Recently I participated in a contest on Kaggle in which the task was to train a Generative Adversarial Network (GAN) on the Stanford Dogs dataset to generate new unseen images of dogs. This was the first online contest that I ever participated in.
GANs have been in trend from the time they were introduced and have also produced some amazing results. I had been reading about them and also implemented some simple architectures on MNIST dataset to test my knowledge but never got a chance to dive deep into them and get a better understanding. So when I came across this contest, I knew I had to participate and after entering the contest I learned a lot of things about GANs
During the contest, I experimented a lot with the architectures, hyper-parameters and tried out various techniques posted by other participants to improve the results. In this post, I’ll be sharing some of the techniques that worked for me.
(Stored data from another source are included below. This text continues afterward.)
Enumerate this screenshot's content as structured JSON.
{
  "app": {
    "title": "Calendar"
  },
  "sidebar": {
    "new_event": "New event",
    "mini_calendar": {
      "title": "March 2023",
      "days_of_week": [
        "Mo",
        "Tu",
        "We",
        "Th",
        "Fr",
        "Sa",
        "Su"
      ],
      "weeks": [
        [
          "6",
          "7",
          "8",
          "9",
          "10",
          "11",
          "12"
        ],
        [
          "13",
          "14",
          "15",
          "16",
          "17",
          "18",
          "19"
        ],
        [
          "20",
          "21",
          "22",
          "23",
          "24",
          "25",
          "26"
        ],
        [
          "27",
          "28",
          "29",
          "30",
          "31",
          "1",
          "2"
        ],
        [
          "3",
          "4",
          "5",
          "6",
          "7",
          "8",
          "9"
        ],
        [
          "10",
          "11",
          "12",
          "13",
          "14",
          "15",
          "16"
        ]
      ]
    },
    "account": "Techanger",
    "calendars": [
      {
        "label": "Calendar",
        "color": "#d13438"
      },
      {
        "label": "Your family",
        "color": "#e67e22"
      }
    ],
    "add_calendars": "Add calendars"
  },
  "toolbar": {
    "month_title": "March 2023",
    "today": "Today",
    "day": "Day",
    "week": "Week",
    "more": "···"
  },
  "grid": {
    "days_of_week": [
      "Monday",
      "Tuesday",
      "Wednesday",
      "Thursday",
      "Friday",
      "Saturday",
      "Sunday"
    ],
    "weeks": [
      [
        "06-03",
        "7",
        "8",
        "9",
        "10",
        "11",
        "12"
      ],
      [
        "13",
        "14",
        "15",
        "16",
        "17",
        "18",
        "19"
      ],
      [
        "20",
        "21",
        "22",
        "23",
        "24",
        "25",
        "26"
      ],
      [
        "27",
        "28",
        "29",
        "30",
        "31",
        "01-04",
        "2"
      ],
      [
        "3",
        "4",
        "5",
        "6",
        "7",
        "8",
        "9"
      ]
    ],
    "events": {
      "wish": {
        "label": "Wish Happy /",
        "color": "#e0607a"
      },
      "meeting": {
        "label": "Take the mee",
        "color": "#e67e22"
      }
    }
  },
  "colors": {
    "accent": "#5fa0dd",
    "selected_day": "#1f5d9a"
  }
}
Upsampling vs Transposed Convolution :
The generator network takes in random noise and performs operations on it to generate new images. For these operations, we can either use Upsampling layers or Transposed Convolutions layers (the explanation of how these layers work is beyond the scope of this article). But which layer produces better results? There is a very nice article on this topic here, the gist of which is that using the Transposed Convolution layers produce images with a checker board (grid) effect while using Upsampling layers produce more smooth and natural looking images.
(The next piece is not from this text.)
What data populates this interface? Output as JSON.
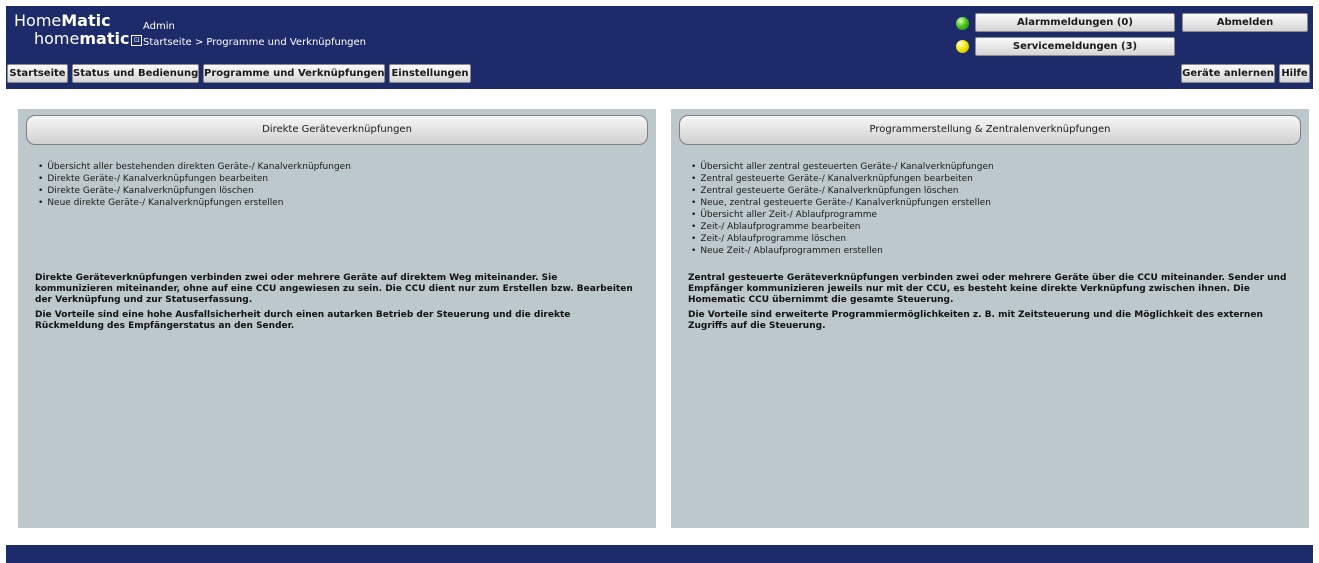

The generator takes in noise as input and to my surprise, the size of the noise vector also affected the results. Initially, I was using 100 as the size of noise vector but when I changed it to 128 and 256 my results got better and the training speed also increased.
The biggest mistake that I was doing initially when I started was to use a very big value for batch size. While training your GAN use a batch size smaller than or equal to 64. Using a bigger batch size might hurt the performance because during the initial training the discriminator might get a lot of examples to train on and it might overpower the generator, which would have a negative effect on training. For me, using batch sizes of 8 and 16 worked out best.
Loss function plays a huge role in the training process and researchers have been experimenting with various custom loss functions to be used in GAN training. I started out with a simple
binary_crossentropy loss function which gave out decent results. Then I tried out the Wasserstein loss function which is used in the WGAN paper and this slightly improved the results. During the contest, most of the participants seemed to use the RaLS (Relativistic Average Least Square) Loss function, but despite many efforts, I could not get it working in Tensorflow. The takeaway from this point is trying out different loss functions can help.
Over Training might Hurt:
While training your network you might be tempted to train your GAN for as long as you possibly can, but overtraining might degrade the quality of the generated samples. Most of the contest participants reported that the best images were produced in between the training loops and not towards the end. In the contest the MiFID (Memorization-informed Fréchet Inception Distance) metric was used to evaluate the generated samples, so I monitored this metric and used Early Stopping to achieve the best results.
Most of the times the data we have is multimodal, which means it has multiple modes where each mode represents data which share similar features.
A very common problem while training GANs is Mode Collapse in which the Generator produces images belonging to only a few modes of the data and ignores all other modes, hence the generated images are very similar and lack variety. There are a few suggested ways to solve this problem but I could not try all of them out. Experimenting with the Learning Rate of both Generator and Discriminator helped me to overcome this problem. So while training your GANs you should monitor the generated samples to see if your model is suffering from this problem.
There is also this GAN Hacks repository which enlists many other techniques that you can use and most of them helped me to converge faster and achieve better results. Some more components that you can experiment with:
- The architecture of your GAN is the most important thing. You can take inspiration from various famous GANs and implement your own version of it.
- Although most of the GANs use ADAM optimizer for training, don’t be afraid to try out the good old Gradient Descent optimizer.
- For the activation functions, instead of using the simple ReLU you can try out its other variants such as Leaky ReLU, ELU (Exponential Linear Unit) or PReLU (Parametric Rectified Linear Unit).
- You can also use various image augmentation techniques while training.
During the training of various GANs, I also found out that they were very sensitive to the changes and most of the times even a small change anywhere changed the results drastically. Despite the extensive research going on in the field of Deep Learning, many topics still remain a black box. I realized this during the contest, most of the things that I was implementing and testing, I could not find any reasonable explanation for most of them. That is why the configurations that worked for me are not guaranteed to work you as well but these are some of the topics that you can focus on while training your GANs because these things helped me to achieve good results. The configurations of all these features will depend on the type of problem that you working on and also the data you have.